Improved education is singled out in the report as the long-term key to improving primary care performance.

Over the shorter term, physicians need tools to support their decision making so that they can make "sense of symptoms that often have low predictive values in themselves but in combination may require investigation."

More efficient use of the currently available facilities is important as well. "It is about making the facilities available for a wider range of patients, in particular, patients where they don't have 'barn door' alarm symptoms but where the GP has a suspicion that the person may have cancer," Dr Rubin said.

Denmark has been a leader in creating facilities where patients with less obvious cancer symptoms can be sent by the general practitioner for investigation.

Another area of concern is that of palliative care.

"It's very important to patients, of course, who want to die at home, and they want to die in comfort," he said, adding: "I think it's done pretty well in this country in primary care compared to some other countries, but there's no doubt that there are issues to do with availability of your usual primary care physician and palliative care teams."

Will all of these plans eventually be cost-effective?

"I think that it is cost-effective," Dr Rubin replied. "There is some evidence of the cost neutrality for shared care or transfer of care from secondary care for breast cancer follow-up, but that's a relatively limited example."

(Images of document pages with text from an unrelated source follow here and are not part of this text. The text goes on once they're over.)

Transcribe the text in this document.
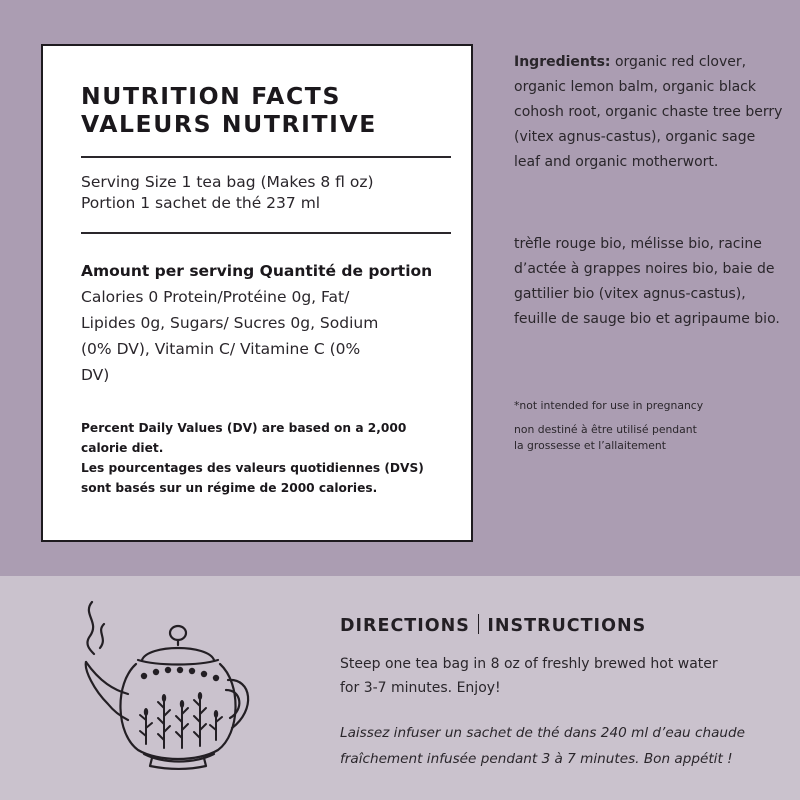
NUTRITION FACTS
VALEURS NUTRITIVE
Serving Size 1 tea bag (Makes 8 fl oz)
Portion 1 sachet de thé 237 ml
Amount per serving Quantité de portion
Calories 0 Protein/Protéine 0g, Fat/
Lipides 0g, Sugars/ Sucres 0g, Sodium
(0% DV), Vitamin C/ Vitamine C (0%
DV)
Percent Daily Values (DV) are based on a 2,000
calorie diet.
Les pourcentages des valeurs quotidiennes (DVS)
sont basés sur un régime de 2000 calories.
Ingredients: organic red clover, organic lemon balm, organic black cohosh root, organic chaste tree berry (vitex agnus-castus), organic sage leaf and organic motherwort.
trèfle rouge bio, mélisse bio, racine d’actée à grappes noires bio, baie de gattilier bio (vitex agnus-castus), feuille de sauge bio et agripaume bio.
*not intended for use in pregnancy
non destiné à être utilisé pendant
la grossesse et l’allaitement
DIRECTIONS INSTRUCTIONS
Steep one tea bag in 8 oz of freshly brewed hot water
for 3-7 minutes. Enjoy!
Laissez infuser un sachet de thé dans 240 ml d’eau chaude
fraîchement infusée pendant 3 à 7 minutes. Bon appétit !
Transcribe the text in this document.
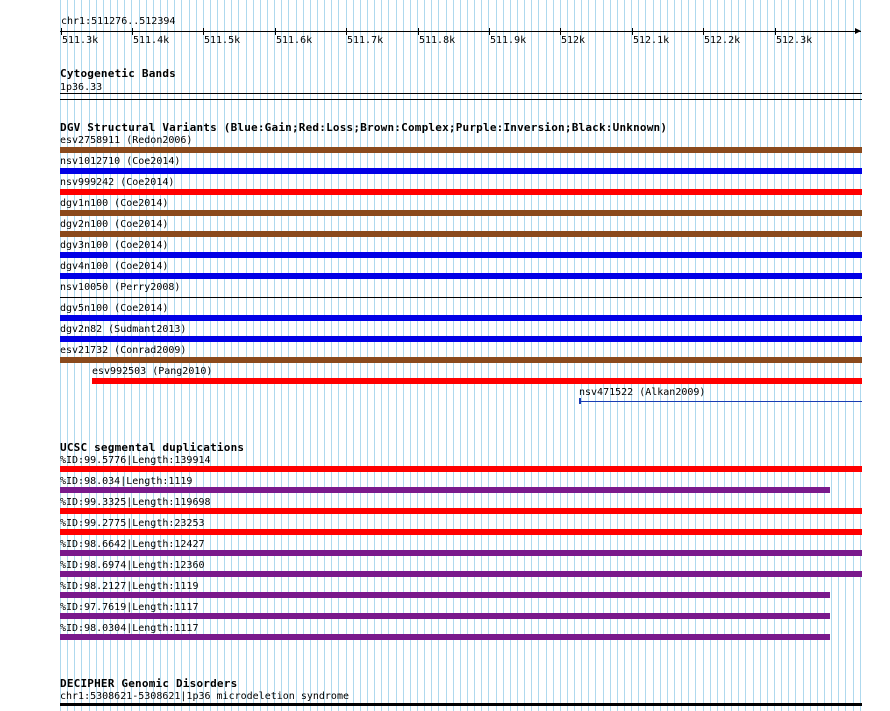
chr1:511276..512394
511.3k	511.4k	511.5k	511.6k	511.7k	511.8k	511.9k	512k	512.1k	512.2k	512.3k
Cytogenetic Bands
1p36.33
DGV Structural Variants (Blue:Gain;Red:Loss;Brown:Complex;Purple:Inversion;Black:Unknown)
esv2758911 (Redon2006)
nsv1012710 (Coe2014)
nsv999242 (Coe2014)
dgv1n100 (Coe2014)
dgv2n100 (Coe2014)
dgv3n100 (Coe2014)
dgv4n100 (Coe2014)
nsv10050 (Perry2008)
dgv5n100 (Coe2014)
dgv2n82 (Sudmant2013)
esv21732 (Conrad2009)
esv992503 (Pang2010)
nsv471522 (Alkan2009)
UCSC segmental duplications
%ID:99.5776|Length:139914
%ID:98.034|Length:1119
%ID:99.3325|Length:119698
%ID:99.2775|Length:23253
%ID:98.6642|Length:12427
%ID:98.6974|Length:12360
%ID:98.2127|Length:1119
%ID:97.7619|Length:1117
%ID:98.0304|Length:1117
DECIPHER Genomic Disorders
chr1:5308621-5308621|1p36 microdeletion syndrome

Resources may need to be moved around ― rather than increased ― to facilitate a more integrated model, he added.

Sean Duffy, national clinical director for cancer at National Health Service (NHS) England and senior lecturer consultant in obstetrics and gynecology at the University of Leeds, welcomed the new report.

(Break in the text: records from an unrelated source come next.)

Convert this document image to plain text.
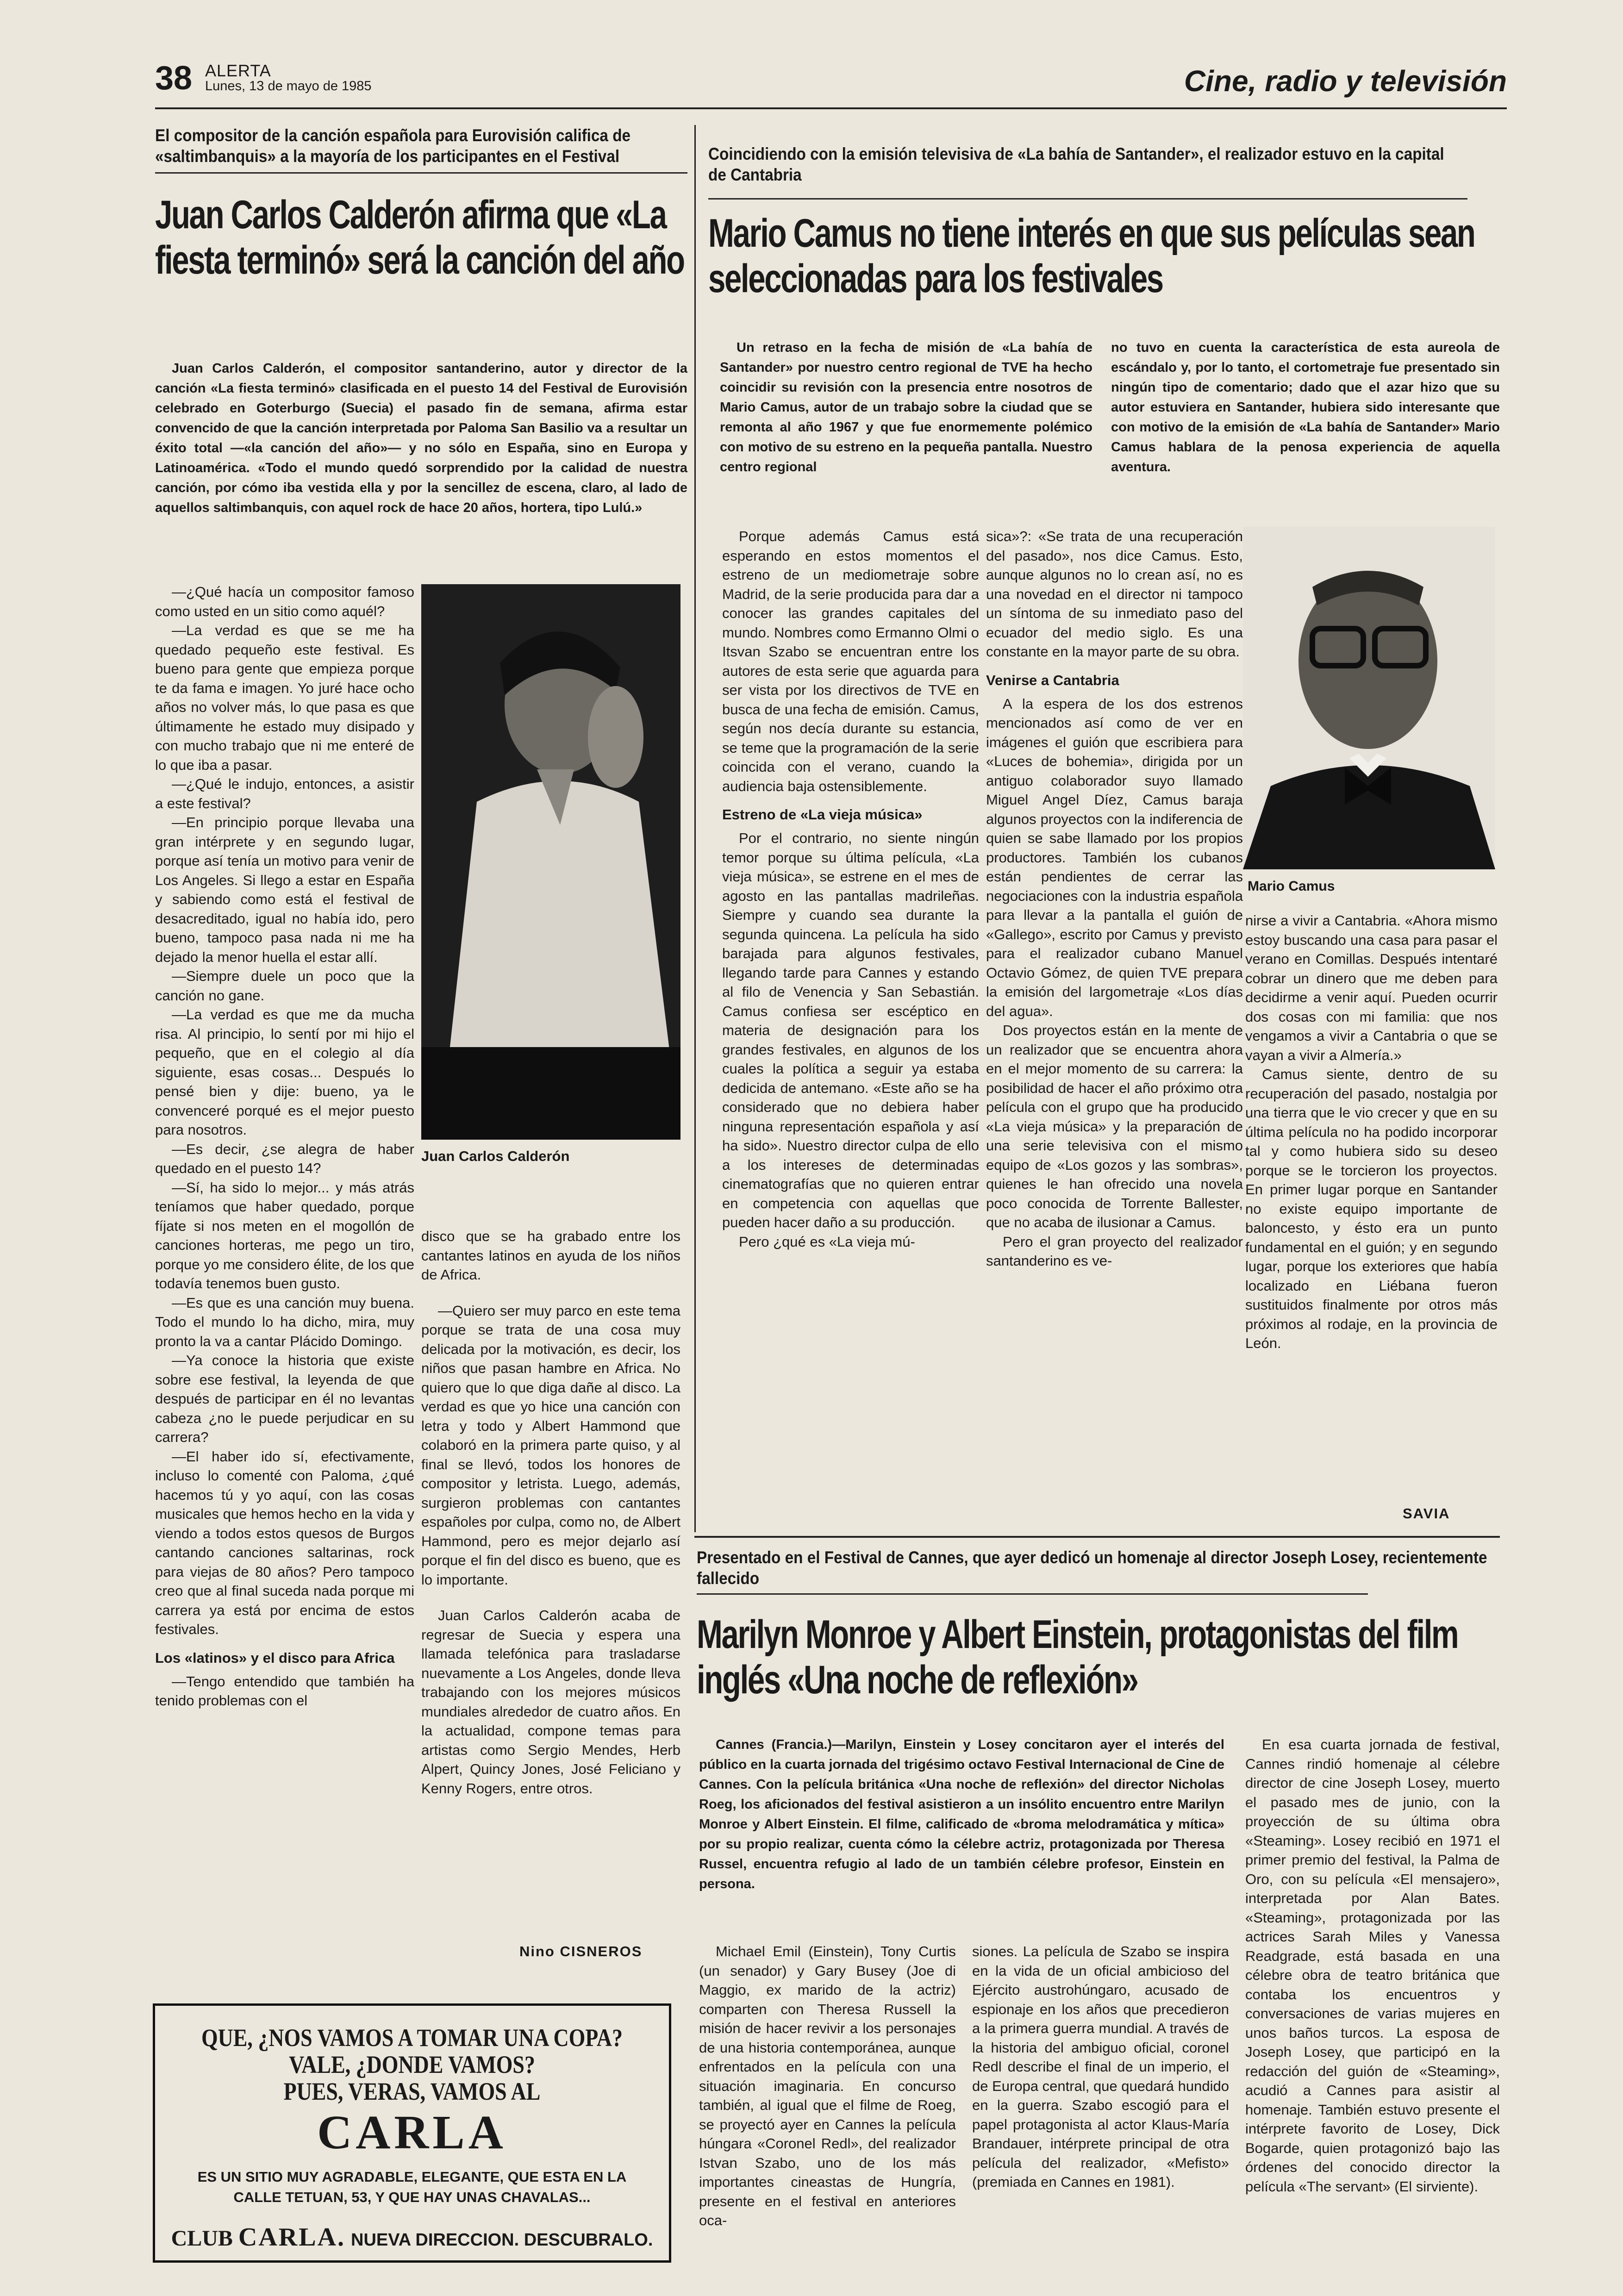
38 ALERTA
Lunes, 13 de mayo de 1985	Cine, radio y televisión
El compositor de la canción española para Eurovisión califica de «saltimbanquis» a la mayoría de los participantes en el Festival
Juan Carlos Calderón afirma que «La fiesta terminó» será la canción del año

Juan Carlos Calderón, el compositor santanderino, autor y director de la canción «La fiesta terminó» clasificada en el puesto 14 del Festival de Eurovisión celebrado en Goterburgo (Suecia) el pasado fin de semana, afirma estar convencido de que la canción interpretada por Paloma San Basilio va a resultar un éxito total —«la canción del año»— y no sólo en España, sino en Europa y Latinoamérica. «Todo el mundo quedó sorprendido por la calidad de nuestra canción, por cómo iba vestida ella y por la sencillez de escena, claro, al lado de aquellos saltimbanquis, con aquel rock de hace 20 años, hortera, tipo Lulú.»

—¿Qué hacía un compositor famoso como usted en un sitio como aquél?

—La verdad es que se me ha quedado pequeño este festival. Es bueno para gente que empieza porque te da fama e imagen. Yo juré hace ocho años no volver más, lo que pasa es que últimamente he estado muy disipado y con mucho trabajo que ni me enteré de lo que iba a pasar.

—¿Qué le indujo, entonces, a asistir a este festival?

—En principio porque llevaba una gran intérprete y en segundo lugar, porque así tenía un motivo para venir de Los Angeles. Si llego a estar en España y sabiendo como está el festival de desacreditado, igual no había ido, pero bueno, tampoco pasa nada ni me ha dejado la menor huella el estar allí.

—Siempre duele un poco que la canción no gane.

—La verdad es que me da mucha risa. Al principio, lo sentí por mi hijo el pequeño, que en el colegio al día siguiente, esas cosas... Después lo pensé bien y dije: bueno, ya le convenceré porqué es el mejor puesto para nosotros.

—Es decir, ¿se alegra de haber quedado en el puesto 14?

—Sí, ha sido lo mejor... y más atrás teníamos que haber quedado, porque fíjate si nos meten en el mogollón de canciones horteras, me pego un tiro, porque yo me considero élite, de los que todavía tenemos buen gusto.

—Es que es una canción muy buena. Todo el mundo lo ha dicho, mira, muy pronto la va a cantar Plácido Domingo.

—Ya conoce la historia que existe sobre ese festival, la leyenda de que después de participar en él no levantas cabeza ¿no le puede perjudicar en su carrera?

—El haber ido sí, efectivamente, incluso lo comenté con Paloma, ¿qué hacemos tú y yo aquí, con las cosas musicales que hemos hecho en la vida y viendo a todos estos quesos de Burgos cantando canciones saltarinas, rock para viejas de 80 años? Pero tampoco creo que al final suceda nada porque mi carrera ya está por encima de estos festivales.

Los «latinos» y el disco para Africa

—Tengo entendido que también ha tenido problemas con el

Juan Carlos Calderón

disco que se ha grabado entre los cantantes latinos en ayuda de los niños de Africa.

—Quiero ser muy parco en este tema porque se trata de una cosa muy delicada por la motivación, es decir, los niños que pasan hambre en Africa. No quiero que lo que diga dañe al disco. La verdad es que yo hice una canción con letra y todo y Albert Hammond que colaboró en la primera parte quiso, y al final se llevó, todos los honores de compositor y letrista. Luego, además, surgieron problemas con cantantes españoles por culpa, como no, de Albert Hammond, pero es mejor dejarlo así porque el fin del disco es bueno, que es lo importante.

Juan Carlos Calderón acaba de regresar de Suecia y espera una llamada telefónica para trasladarse nuevamente a Los Angeles, donde lleva trabajando con los mejores músicos mundiales alrededor de cuatro años. En la actualidad, compone temas para artistas como Sergio Mendes, Herb Alpert, Quincy Jones, José Feliciano y Kenny Rogers, entre otros.

Nino CISNEROS
QUE, ¿NOS VAMOS A TOMAR UNA COPA?
VALE, ¿DONDE VAMOS?
PUES, VERAS, VAMOS AL
CARLA
ES UN SITIO MUY AGRADABLE, ELEGANTE, QUE ESTA EN LA CALLE TETUAN, 53, Y QUE HAY UNAS CHAVALAS...
CLUB CARLA. NUEVA DIRECCION. DESCUBRALO.
Coincidiendo con la emisión televisiva de «La bahía de Santander», el realizador estuvo en la capital de Cantabria
Mario Camus no tiene interés en que sus películas sean seleccionadas para los festivales

Un retraso en la fecha de misión de «La bahía de Santander» por nuestro centro regional de TVE ha hecho coincidir su revisión con la presencia entre nosotros de Mario Camus, autor de un trabajo sobre la ciudad que se remonta al año 1967 y que fue enormemente polémico con motivo de su estreno en la pequeña pantalla. Nuestro centro regional

no tuvo en cuenta la característica de esta aureola de escándalo y, por lo tanto, el cortometraje fue presentado sin ningún tipo de comentario; dado que el azar hizo que su autor estuviera en Santander, hubiera sido interesante que con motivo de la emisión de «La bahía de Santander» Mario Camus hablara de la penosa experiencia de aquella aventura.

Porque además Camus está esperando en estos momentos el estreno de un mediometraje sobre Madrid, de la serie producida para dar a conocer las grandes capitales del mundo. Nombres como Ermanno Olmi o Itsvan Szabo se encuentran entre los autores de esta serie que aguarda para ser vista por los directivos de TVE en busca de una fecha de emisión. Camus, según nos decía durante su estancia, se teme que la programación de la serie coincida con el verano, cuando la audiencia baja ostensiblemente.

Estreno de «La vieja música»

Por el contrario, no siente ningún temor porque su última película, «La vieja música», se estrene en el mes de agosto en las pantallas madrileñas. Siempre y cuando sea durante la segunda quincena. La película ha sido barajada para algunos festivales, llegando tarde para Cannes y estando al filo de Venencia y San Sebastián. Camus confiesa ser escéptico en materia de designación para los grandes festivales, en algunos de los cuales la política a seguir ya estaba dedicida de antemano. «Este año se ha considerado que no debiera haber ninguna representación española y así ha sido». Nuestro director culpa de ello a los intereses de determinadas cinematografías que no quieren entrar en competencia con aquellas que pueden hacer daño a su producción.

Pero ¿qué es «La vieja mú-

sica»?: «Se trata de una recuperación del pasado», nos dice Camus. Esto, aunque algunos no lo crean así, no es una novedad en el director ni tampoco un síntoma de su inmediato paso del ecuador del medio siglo. Es una constante en la mayor parte de su obra.

Venirse a Cantabria

A la espera de los dos estrenos mencionados así como de ver en imágenes el guión que escribiera para «Luces de bohemia», dirigida por un antiguo colaborador suyo llamado Miguel Angel Díez, Camus baraja algunos proyectos con la indiferencia de quien se sabe llamado por los propios productores. También los cubanos están pendientes de cerrar las negociaciones con la industria española para llevar a la pantalla el guión de «Gallego», escrito por Camus y previsto para el realizador cubano Manuel Octavio Gómez, de quien TVE prepara la emisión del largometraje «Los días del agua».

Dos proyectos están en la mente de un realizador que se encuentra ahora en el mejor momento de su carrera: la posibilidad de hacer el año próximo otra película con el grupo que ha producido «La vieja música» y la preparación de una serie televisiva con el mismo equipo de «Los gozos y las sombras», quienes le han ofrecido una novela poco conocida de Torrente Ballester, que no acaba de ilusionar a Camus.

Pero el gran proyecto del realizador santanderino es ve-

Mario Camus

nirse a vivir a Cantabria. «Ahora mismo estoy buscando una casa para pasar el verano en Comillas. Después intentaré cobrar un dinero que me deben para decidirme a venir aquí. Pueden ocurrir dos cosas con mi familia: que nos vengamos a vivir a Cantabria o que se vayan a vivir a Almería.»

Camus siente, dentro de su recuperación del pasado, nostalgia por una tierra que le vio crecer y que en su última película no ha podido incorporar tal y como hubiera sido su deseo porque se le torcieron los proyectos. En primer lugar porque en Santander no existe equipo importante de baloncesto, y ésto era un punto fundamental en el guión; y en segundo lugar, porque los exteriores que había localizado en Liébana fueron sustituidos finalmente por otros más próximos al rodaje, en la provincia de León.

SAVIA
Presentado en el Festival de Cannes, que ayer dedicó un homenaje al director Joseph Losey, recientemente fallecido
Marilyn Monroe y Albert Einstein, protagonistas del film inglés «Una noche de reflexión»

Cannes (Francia.)—Marilyn, Einstein y Losey concitaron ayer el interés del público en la cuarta jornada del trigésimo octavo Festival Internacional de Cine de Cannes. Con la película británica «Una noche de reflexión» del director Nicholas Roeg, los aficionados del festival asistieron a un insólito encuentro entre Marilyn Monroe y Albert Einstein. El filme, calificado de «broma melodramática y mítica» por su propio realizar, cuenta cómo la célebre actriz, protagonizada por Theresa Russel, encuentra refugio al lado de un también célebre profesor, Einstein en persona.

En esa cuarta jornada de festival, Cannes rindió homenaje al célebre director de cine Joseph Losey, muerto el pasado mes de junio, con la proyección de su última obra «Steaming». Losey recibió en 1971 el primer premio del festival, la Palma de Oro, con su película «El mensajero», interpretada por Alan Bates. «Steaming», protagonizada por las actrices Sarah Miles y Vanessa Readgrade, está basada en una célebre obra de teatro británica que contaba los encuentros y conversaciones de varias mujeres en unos baños turcos. La esposa de Joseph Losey, que participó en la redacción del guión de «Steaming», acudió a Cannes para asistir al homenaje. También estuvo presente el intérprete favorito de Losey, Dick Bogarde, quien protagonizó bajo las órdenes del conocido director la película «The servant» (El sirviente).

Michael Emil (Einstein), Tony Curtis (un senador) y Gary Busey (Joe di Maggio, ex marido de la actriz) comparten con Theresa Russell la misión de hacer revivir a los personajes de una historia contemporánea, aunque enfrentados en la película con una situación imaginaria. En concurso también, al igual que el filme de Roeg, se proyectó ayer en Cannes la película húngara «Coronel Redl», del realizador Istvan Szabo, uno de los más importantes cineastas de Hungría, presente en el festival en anteriores oca-

siones. La película de Szabo se inspira en la vida de un oficial ambicioso del Ejército austrohúngaro, acusado de espionaje en los años que precedieron a la primera guerra mundial. A través de la historia del ambiguo oficial, coronel Redl describe el final de un imperio, el de Europa central, que quedará hundido en la guerra. Szabo escogió para el papel protagonista al actor Klaus-María Brandauer, intérprete principal de otra película del realizador, «Mefisto» (premiada en Cannes en 1981).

He told Medscape Medical News: "More people are surviving cancer than ever before, but we know we can and must do better."

For example, NHS England is working with general practitioners and primary care providers on improvements in cancer care with the goal of increasing survival.

"Early diagnosis is one of the most important factors in improving cancer survival ― it is critical that patients spot symptoms early and GPs make sure they are sent for diagnostic tests quickly," he said.

Dr Rubin has financial ties with Medx and Eli Lilly. Three coauthors report ties with various pharmaceutical companie.